Dear Master Gardener: I purchased a beautiful, lush peace lily plant about four weeks ago and a few days ago about one-third of the leaves started turning yellow. What am I doing wrong? Will the yellow leaves turn green again if I correct the problem?
Answer: The peace lily (Spathiphyllum) is an attractive houseplant with lovely long-lasting, white flowers. These plants prefer medium light, but not direct sunlight, and will develop yellow leaves if they are not getting enough light or they are getting direct sunlight. Another cause of yellowing leaves is too little or too much water. If the leaves start drooping, your plant needs water. It is quite common though to overwater plants, which is the number one mistake people make with houseplants. Let the plant dry out between watering sessions and make sure the pot is not sitting in water. Unfortunately, the yellow leaves will not turn green and healthy again, even with tender loving care. Prune off leaves that have turned yellow or brown and prune off flowers when they turn brown.

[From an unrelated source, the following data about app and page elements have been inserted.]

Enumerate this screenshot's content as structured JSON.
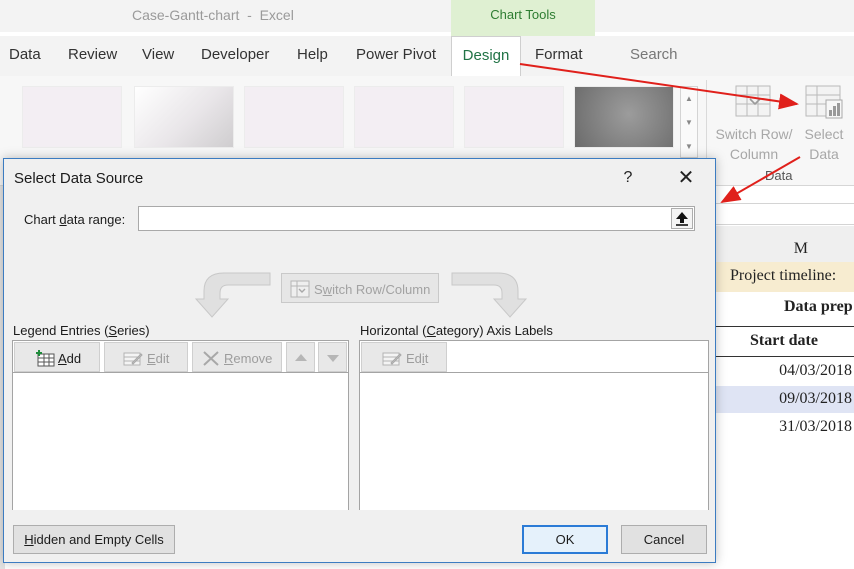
{
  "excel": {
    "doc_title": "Case-Gantt-chart  -  Excel",
    "context_tab_group": "Chart Tools",
    "tabs": [
      "Data",
      "Review",
      "View",
      "Developer",
      "Help",
      "Power Pivot",
      "Design",
      "Format"
    ],
    "search_label": "Search",
    "ribbon": {
      "switch_row_column": [
        "Switch Row/",
        "Column"
      ],
      "select_data": [
        "Select",
        "Data"
      ],
      "group_label": "Data"
    },
    "sheet": {
      "column_header": "M",
      "project_timeline": "Project timeline:",
      "data_prep": "Data prep",
      "start_date_header": "Start date",
      "dates": [
        "04/03/2018",
        "09/03/2018",
        "31/03/2018"
      ]
    }
  },
  "dialog": {
    "title": "Select Data Source",
    "help": "?",
    "close": "✕",
    "chart_range": {
      "label_pre": "Chart ",
      "label_u": "d",
      "label_post": "ata range:",
      "value": ""
    },
    "switch_button": {
      "pre": "S",
      "u": "w",
      "post": "itch Row/Column"
    },
    "series_section": {
      "pre": "Legend Entries (",
      "u": "S",
      "post": "eries)"
    },
    "axis_section": {
      "pre": "Horizontal (",
      "u": "C",
      "post": "ategory) Axis Labels"
    },
    "series_toolbar": {
      "add": {
        "u": "A",
        "post": "dd"
      },
      "edit": {
        "u": "E",
        "post": "dit"
      },
      "remove": {
        "u": "R",
        "post": "emove"
      }
    },
    "axis_toolbar": {
      "edit": {
        "pre": "Ed",
        "u": "i",
        "post": "t"
      }
    },
    "buttons": {
      "hidden_cells": {
        "u": "H",
        "post": "idden and Empty Cells"
      },
      "ok": "OK",
      "cancel": "Cancel"
    }
  },
  "colors": {
    "accent": "#217346",
    "dialog_border": "#3c7cc1",
    "annotation_arrow": "#e0201b",
    "timeline_fill": "#f7ecd0",
    "selected_row": "#dfe4f4"
  }
}
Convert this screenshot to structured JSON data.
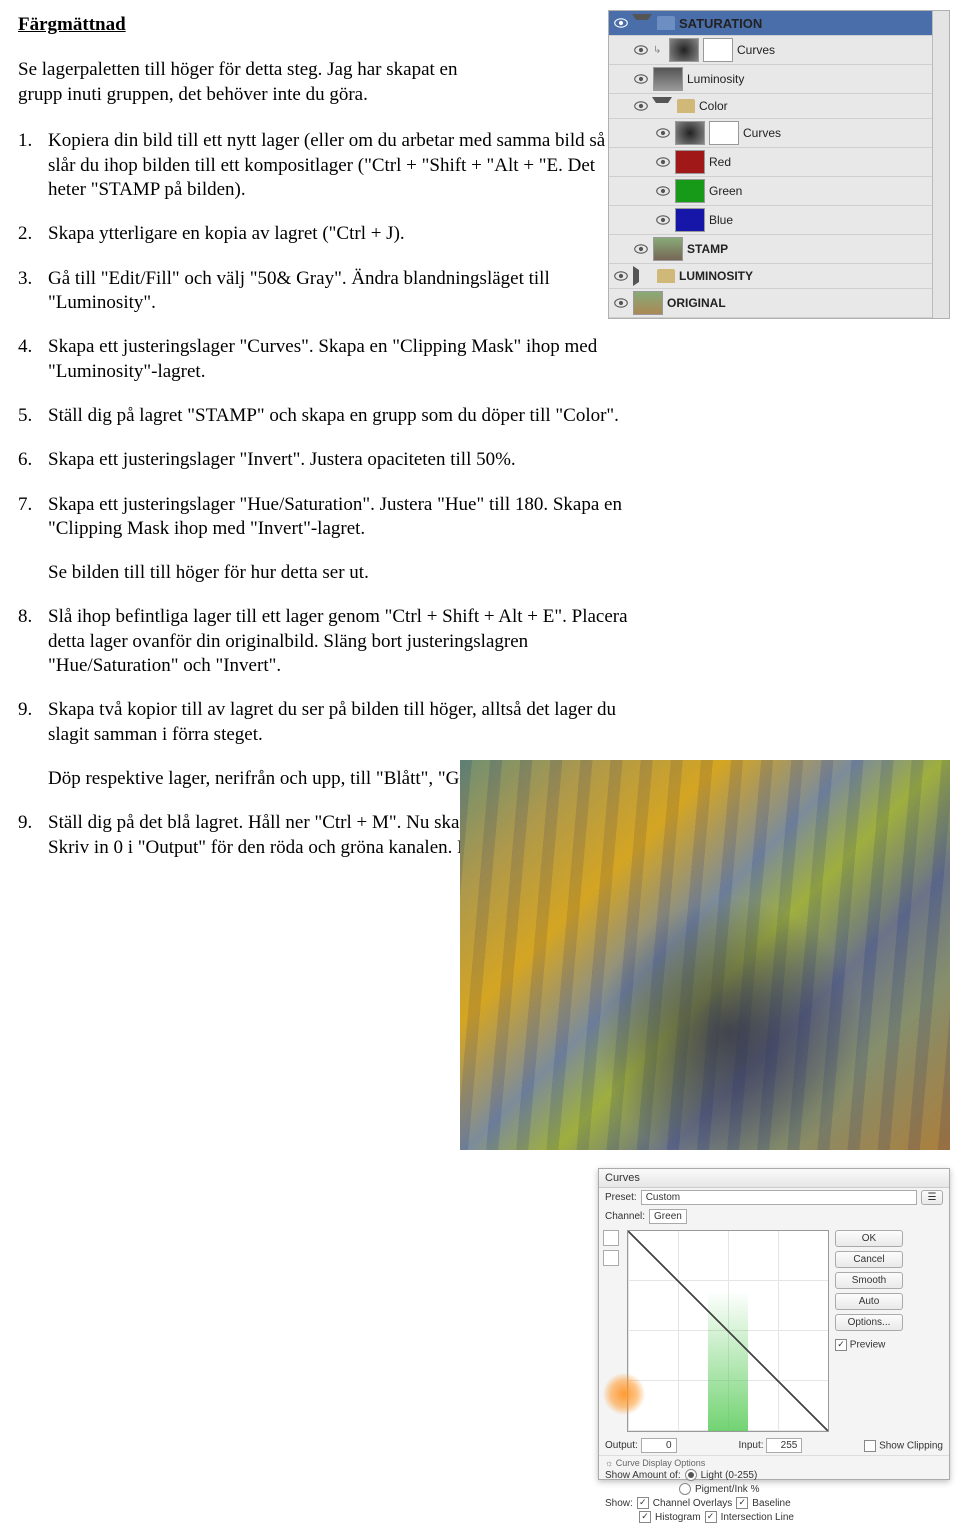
{
  "title": "Färgmättnad",
  "intro": "Se lagerpaletten till höger för detta steg. Jag har skapat en grupp inuti gruppen, det behöver inte du göra.",
  "steps": {
    "s1": {
      "num": "1.",
      "text": "Kopiera din bild till ett nytt lager (eller om du arbetar med samma bild så slår du ihop bilden till ett kompositlager (\"Ctrl + \"Shift + \"Alt + \"E. Det heter \"STAMP på bilden)."
    },
    "s2": {
      "num": "2.",
      "text": "Skapa ytterligare en kopia av lagret (\"Ctrl + J)."
    },
    "s3": {
      "num": "3.",
      "text": "Gå till \"Edit/Fill\" och välj \"50& Gray\". Ändra blandningsläget till \"Luminosity\"."
    },
    "s4": {
      "num": "4.",
      "text": "Skapa ett justeringslager \"Curves\". Skapa en \"Clipping Mask\" ihop med \"Luminosity\"-lagret."
    },
    "s5": {
      "num": "5.",
      "text": "Ställ dig på lagret \"STAMP\" och skapa en grupp som du döper till \"Color\"."
    },
    "s6": {
      "num": "6.",
      "text": "Skapa ett justeringslager \"Invert\". Justera opaciteten till 50%."
    },
    "s7": {
      "num": "7.",
      "text": "Skapa ett justeringslager \"Hue/Saturation\". Justera \"Hue\" till 180. Skapa en \"Clipping Mask ihop med  \"Invert\"-lagret."
    },
    "s7b": {
      "text": "Se bilden till till höger för hur detta ser ut."
    },
    "s8": {
      "num": "8.",
      "text": "Slå ihop befintliga lager till ett lager genom \"Ctrl + Shift + Alt + E\". Placera detta lager ovanför din originalbild. Släng bort justeringslagren \"Hue/Saturation\" och \"Invert\"."
    },
    "s9a": {
      "num": "9.",
      "text": "Skapa två kopior till av lagret du ser på bilden till höger, alltså det lager du slagit samman i förra steget."
    },
    "sDop": {
      "text": "Döp respektive lager, nerifrån och upp, till \"Blått\",  \"Grönt\" och \"Rött\"."
    },
    "s9b": {
      "num": "9.",
      "text": "Ställ dig på det blå lagret. Håll ner \"Ctrl + M\". Nu ska du få upp \"Curves\" Skriv in 0 i \"Output\" för den röda och gröna kanalen. Bilden ska nu bli blå."
    }
  },
  "layers": {
    "header": "SATURATION",
    "curves1": "Curves",
    "luminosity": "Luminosity",
    "color": "Color",
    "curves2": "Curves",
    "red": "Red",
    "green": "Green",
    "blue": "Blue",
    "stamp": "STAMP",
    "luminosity2": "LUMINOSITY",
    "original": "ORIGINAL"
  },
  "curves": {
    "title": "Curves",
    "preset_label": "Preset:",
    "preset_value": "Custom",
    "channel_label": "Channel:",
    "channel_value": "Green",
    "ok": "OK",
    "cancel": "Cancel",
    "smooth": "Smooth",
    "auto": "Auto",
    "options": "Options...",
    "preview": "Preview",
    "output_label": "Output:",
    "output_value": "0",
    "input_label": "Input:",
    "input_value": "255",
    "show_clipping": "Show Clipping",
    "curve_display": "Curve Display Options",
    "show_amount": "Show Amount of:",
    "light": "Light (0-255)",
    "pigment": "Pigment/Ink %",
    "show": "Show:",
    "overlays": "Channel Overlays",
    "baseline": "Baseline",
    "histogram": "Histogram",
    "intersection": "Intersection Line"
  }
}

Dear Master Gardener: Which trees should I protect from sunscald over the winter? Should I wrap them with brown tree wrap?
Answer: Young trees, newly planted trees, and thin-barked trees (cherry, crabapple, honey locust, linden, maple, mountain ash, and plum) are susceptible to sunscald. The University of Minnesota Extension recommends wrapping the trunk with white commercial tree wrap or plastic tree guards to reflect the sun and keep the bark at a more constant temperature. The U of M does not recommend using brown paper tree wrap or black colored tree guards because they will absorb heat from the sun. Put the wrap on now and remove it in the spring after the last frost.